As people age, their immune system weakens, known
as immunosenescence. T-cell function and antibody effectiveness decline,
reducing response to vaccines. Changes in neural and hormonal systems also
affect immune function. This leads to more infections, higher morbidity and
mortality rates, and increased risk of cancer.
As people age, fewer progenitor cells are produced in the
bone marrow and thymus, crucial for immune cell production. The
thymus starts to shrink after puberty, reducing its output of mature T cells.

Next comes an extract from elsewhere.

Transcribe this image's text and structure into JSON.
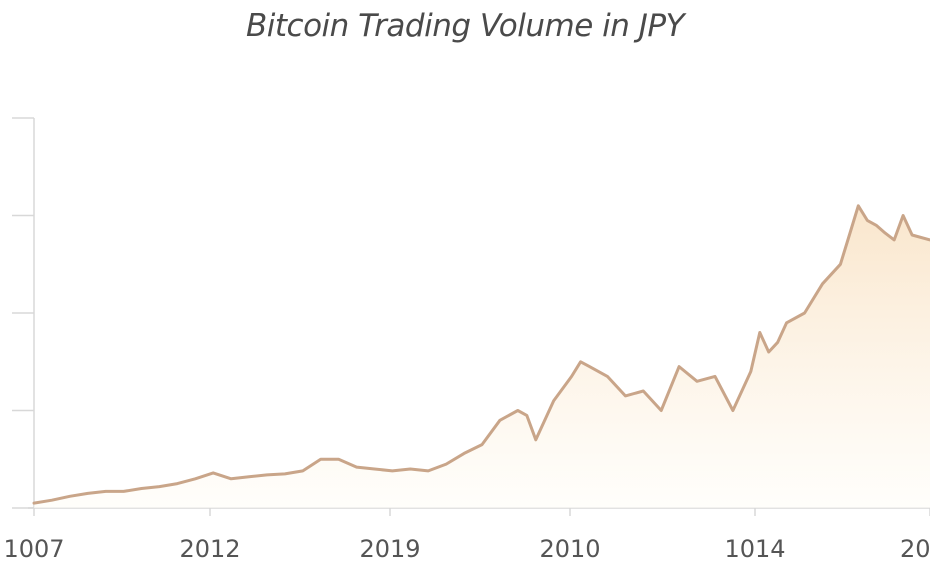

In older adults, T cells show increased expression of Fas and FasL proteins,
including soluble FasL in the bloodstream. This may contribute to higher rates
of activation-induced cell death and apoptosis, leading to lower lymphocyte
counts observed in the elderly.
Macrophages, neutrophils, and NK cells are key parts of the
innate immune system, active from birth throughout life, though they undergo
some changes with age. Neutrophils in older individuals may develop phagocytic
defects.
Phagocytic defects refer to impairments in the ability of
cells such as neutrophils to engulf and digest pathogens or foreign particles
effectively. This process, known as phagocytosis, is crucial for the immune
system to eliminate microbes and debris from the body. When neutrophils have
phagocytic defects, they are less capable of efficiently clearing pathogens
like Staphylococcus aureus, increasing susceptibility to
infections. This phenomenon is particularly notable in aged individuals, where
such defects can contribute to compromised immune responses and higher
vulnerability to certain microbial infections.
In older individuals, NK cell numbers and function remain
mostly intact, although levels of certain cytokines may decrease. Cytokines are
signalling molecules produced by immune cells. They regulate inflammation,
coordinate immune responses, and facilitate communication between cells to
combat infections and maintain overall immune function.
As individuals age, significant changes occur in their
immune system, particularly in T cell populations. There is a notable increase
in memory T cells but a decrease in naïve T cells. This shift suggests that
while the body retains a memory of past infections, its ability to mount robust
responses to new pathogens or vaccines may diminish. Furthermore, the overall
numbers of T cells, including both CD4+ and CD8+ subsets, decline with age.
This reduction in T cell diversity and quantity can lead to decreased immune
function and heightened vulnerability to infections. These age-related changes
in the immune system, characterized by altered T cell dynamics, underscore the
importance of understanding immune ageing to develop strategies that can bolster
immunity in older adults and mitigate age-related susceptibility to diseases.
As people age, the diversity of T cell receptors decreases.
This reduction is more prominent in CD8+ T cells compared to CD4+ T cells.
Additionally, T-cell responses to both mitogens and antigens diminish with age.
This decline is caused by various internal and external factors, such as
defects in presenting antigens, signalling pathways, and cytokine production.
Genes involved in immune response, particularly HLA genes,
play a crucial role in enabling the immune system to effectively combat
infections. Various HLA haplotypes can influence mortality rates and lifespan.
Immunosenescence is further complicated by ageing of the endocrine and nervous
systems. This includes not only declining immune function but also changes
associated with ageing of neural and endocrine systems, as well as their
interactions.
The result of these factors is a compromised immune system
in elderly individuals. This manifests as a reduced ability to fight microbial
infections effectively, leading to higher susceptibility to diseases such as
tuberculosis, pneumonia, urinary tract infections, septicemia, influenza,
rhinovirus, and cytomegalovirus. Additionally, the ageing of the neural and
endocrine systems further contributes to immune system decline, impacting
overall health and potentially increasing mortality rates among the elderly.